“On guard. Ready? Fence!”
By Anthony Diller
With those four words, I was introduced to the sport of fencing. I had no idea that over the coming months I would develop a real passion for what looked like at the time a bunch of kids poking each other with metal rods. I never knew that I would be waiting all week just to go to a local Boy Scout meeting hall for a few hours and practice the art.
That first night is what took me in. I remember walking in wearing a hoodie and jeans, feeling as nervous and awkward as any thirteen year old kid ever has. The first thing I saw almost knocked me down: A guy with a wire screen mask tipped back on his head, a long sleeved white jacket, and a vest that looked straight out of an alien horror flick walking toward me with a sword in his hand!
I froze for a minute, not quite sure whether to run or stand and shake. The man introduced himself to me as Coach Matt Hite, and explained he was the fencing coach. He told me that I was more than welcome to mix around with the fencers and see if I was interested in fencing.

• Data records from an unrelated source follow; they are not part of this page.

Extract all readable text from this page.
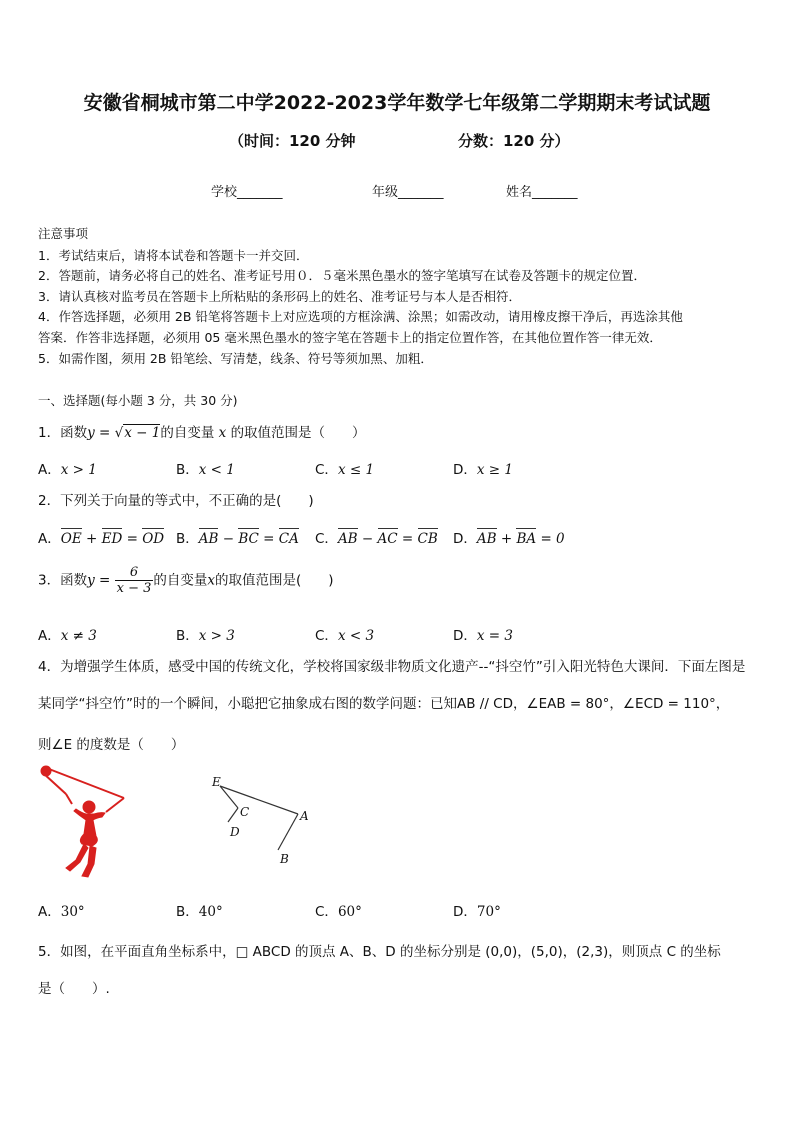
安徽省桐城市第二中学2022-2023学年数学七年级第二学期期末考试试题
（时间：120 分钟	分数：120 分）
学校_______	年级_______	姓名_______
注意事项
1．考试结束后，请将本试卷和答题卡一并交回．
2．答题前，请务必将自己的姓名、准考证号用０．５毫米黑色墨水的签字笔填写在试卷及答题卡的规定位置．
3．请认真核对监考员在答题卡上所粘贴的条形码上的姓名、准考证号与本人是否相符．
4．作答选择题，必须用 2B 铅笔将答题卡上对应选项的方框涂满、涂黑；如需改动，请用橡皮擦干净后，再选涂其他
答案．作答非选择题，必须用 05 毫米黑色墨水的签字笔在答题卡上的指定位置作答，在其他位置作答一律无效．
5．如需作图，须用 2B 铅笔绘、写清楚，线条、符号等须加黑、加粗．
一、选择题(每小题 3 分，共 30 分)
1．函数y = √x − 1的自变量 x 的取值范围是（　　）
A．x > 1	B．x < 1	C．x ≤ 1	D．x ≥ 1
2．下列关于向量的等式中，不正确的是(　　)
A．OE + ED = OD B．AB − BC = CA C．AB − AC = CB D．AB + BA = 0
3．函数$y = \frac{6}{x - 3}$ 的自变量x的取值范围是(　　)
A．x ≠ 3	B．x > 3	C．x < 3	D．x = 3
4．为增强学生体质，感受中国的传统文化，学校将国家级非物质文化遗产--“抖空竹”引入阳光特色大课间．下面左图是
某同学“抖空竹”时的一个瞬间，小聪把它抽象成右图的数学问题：已知AB // CD，∠EAB = 80°，∠ECD = 110°，
则∠E 的度数是（　　）
E
C
D
A
B
A．30°	B．40°	C．60°	D．70°
5．如图，在平面直角坐标系中，□ ABCD 的顶点 A、B、D 的坐标分别是 (0,0)，(5,0)，(2,3)，则顶点 C 的坐标
是（　　）.
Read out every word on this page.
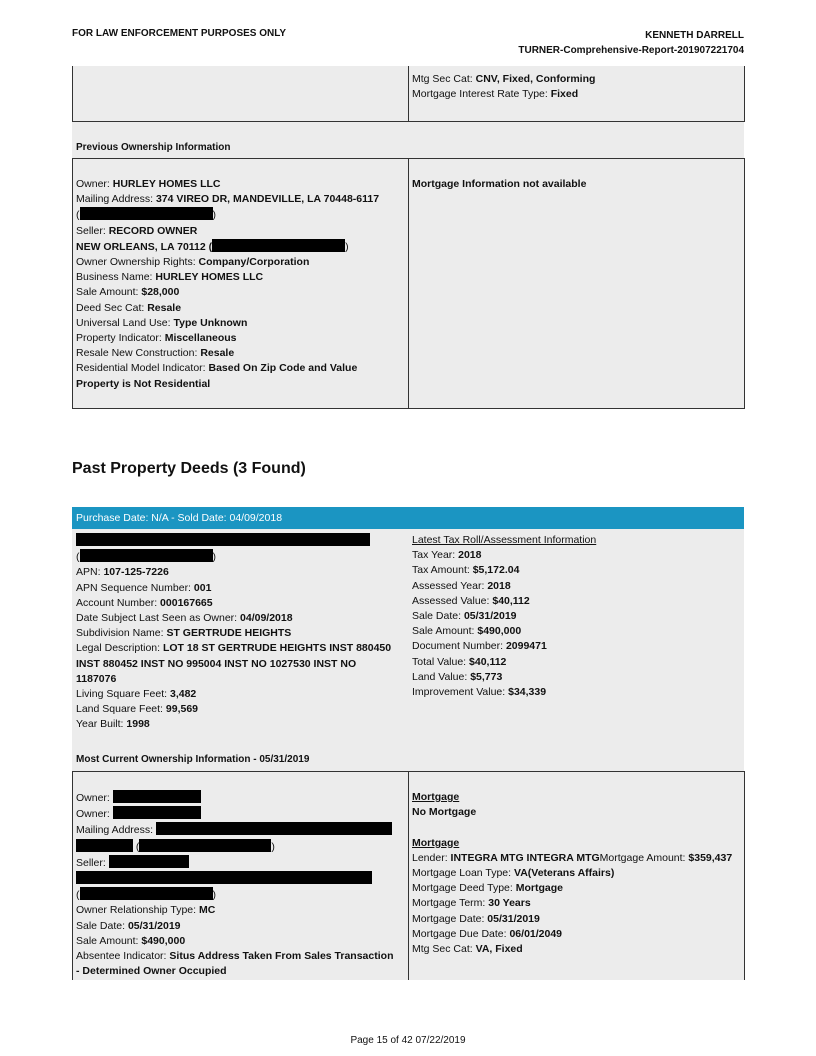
FOR LAW ENFORCEMENT PURPOSES ONLY	KENNETH DARRELL
TURNER-Comprehensive-Report-201907221704
Mtg Sec Cat: CNV, Fixed, Conforming
Mortgage Interest Rate Type: Fixed
Previous Ownership Information
Owner: HURLEY HOMES LLC
Mailing Address: 374 VIREO DR, MANDEVILLE, LA 70448-6117
(	)
Seller: RECORD OWNER
NEW ORLEANS, LA 70112 (	)
Owner Ownership Rights: Company/Corporation
Business Name: HURLEY HOMES LLC
Sale Amount: $28,000
Deed Sec Cat: Resale
Universal Land Use: Type Unknown
Property Indicator: Miscellaneous
Resale New Construction: Resale
Residential Model Indicator: Based On Zip Code and Value
Property is Not Residential
Mortgage Information not available
Past Property Deeds (3 Found)
Purchase Date: N/A - Sold Date: 04/09/2018
(	)
APN: 107-125-7226
APN Sequence Number: 001
Account Number: 000167665
Date Subject Last Seen as Owner: 04/09/2018
Subdivision Name: ST GERTRUDE HEIGHTS
Legal Description: LOT 18 ST GERTRUDE HEIGHTS INST 880450
INST 880452 INST NO 995004 INST NO 1027530 INST NO
1187076
Living Square Feet: 3,482
Land Square Feet: 99,569
Year Built: 1998
Latest Tax Roll/Assessment Information
Tax Year: 2018
Tax Amount: $5,172.04
Assessed Year: 2018
Assessed Value: $40,112
Sale Date: 05/31/2019
Sale Amount: $490,000
Document Number: 2099471
Total Value: $40,112
Land Value: $5,773
Improvement Value: $34,339
Most Current Ownership Information - 05/31/2019
Owner:
Owner:
Mailing Address:
(	)
Seller:
(	)
Owner Relationship Type: MC
Sale Date: 05/31/2019
Sale Amount: $490,000
Absentee Indicator: Situs Address Taken From Sales Transaction
- Determined Owner Occupied
Mortgage
No Mortgage

Mortgage
Lender: INTEGRA MTG INTEGRA MTGMortgage Amount: $359,437
Mortgage Loan Type: VA(Veterans Affairs)
Mortgage Deed Type: Mortgage
Mortgage Term: 30 Years
Mortgage Date: 05/31/2019
Mortgage Due Date: 06/01/2049
Mtg Sec Cat: VA, Fixed
Page 15 of 42 07/22/2019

There wasn’t much time to drift. Before I even knew it I was standing in line doing warm-ups with the rest of the group, trying to follow their footwork and hold my hand behind my back. About twenty minutes before the end of class, I managed to get a mask and sword and step onto the strip. Matt explained that the first of us to reach five points was the winner. Needless to say, I didn’t last long. At the end of the night, Thomas, another fencer, asked if I was planning on coming back the next week. “Try to stop me!”
From that point on, I was obsessed with the sport, the competition, and the atmosphere of honor and respect within the fencing community. I learned many things about both fencing and myself. The hours of practice on footwork and sword technique increased my physical health; the hours spent sparring with friends helped me keep busy and out of trouble; and class gave me something to look forward to during the week.
But what stood out above all of that was something that I was taught on that very first night. In the sport of “physical chess,” two fencers step onto the strip; a tiny little battlefield where they’ll test themselves against each other physically as well as mentally. But there’s no resentment, no anger, no trash-talking. The fencers step on, test their weapons, and then proceed to their ends. Before you are allowed to put on your mask or take your stance, you have to salute your opponent with your sword. When the battle’s over, the very first thing you do is salute again, remove your mask and shake your opponent’s hand, usually congratulating each other on a good bout. It’s something you won’t find in any other sport.
Young people today are faced with challenges unique to their generation. They need to be supported in every way possible to make good choices and be able to stand behind those choices; and they need to know they’re not the only one making those good choices. The AAYC is a safe haven for these young folks. It is run by individuals who all have the same dedication and genuine care for seeing the people who walk through the door succeed in life. They’re doing a lot of good in a lot of lives through their clubs and community service. That’s something that we should ALL get behind!
I drifted away from fencing in high school, but the values it taught me have stuck with me all through the years, and I will be forever grateful to the Hite brothers for teaching me the sport and it’s core values, as well as to my parents, who made sure I never forgot those values and supported me to follow my goals and to never stop until they were reached.
I would encourage anyone and everyone to bring your kids out to the AAYC, and to support them in any way you can, because they are doing a HUGE good.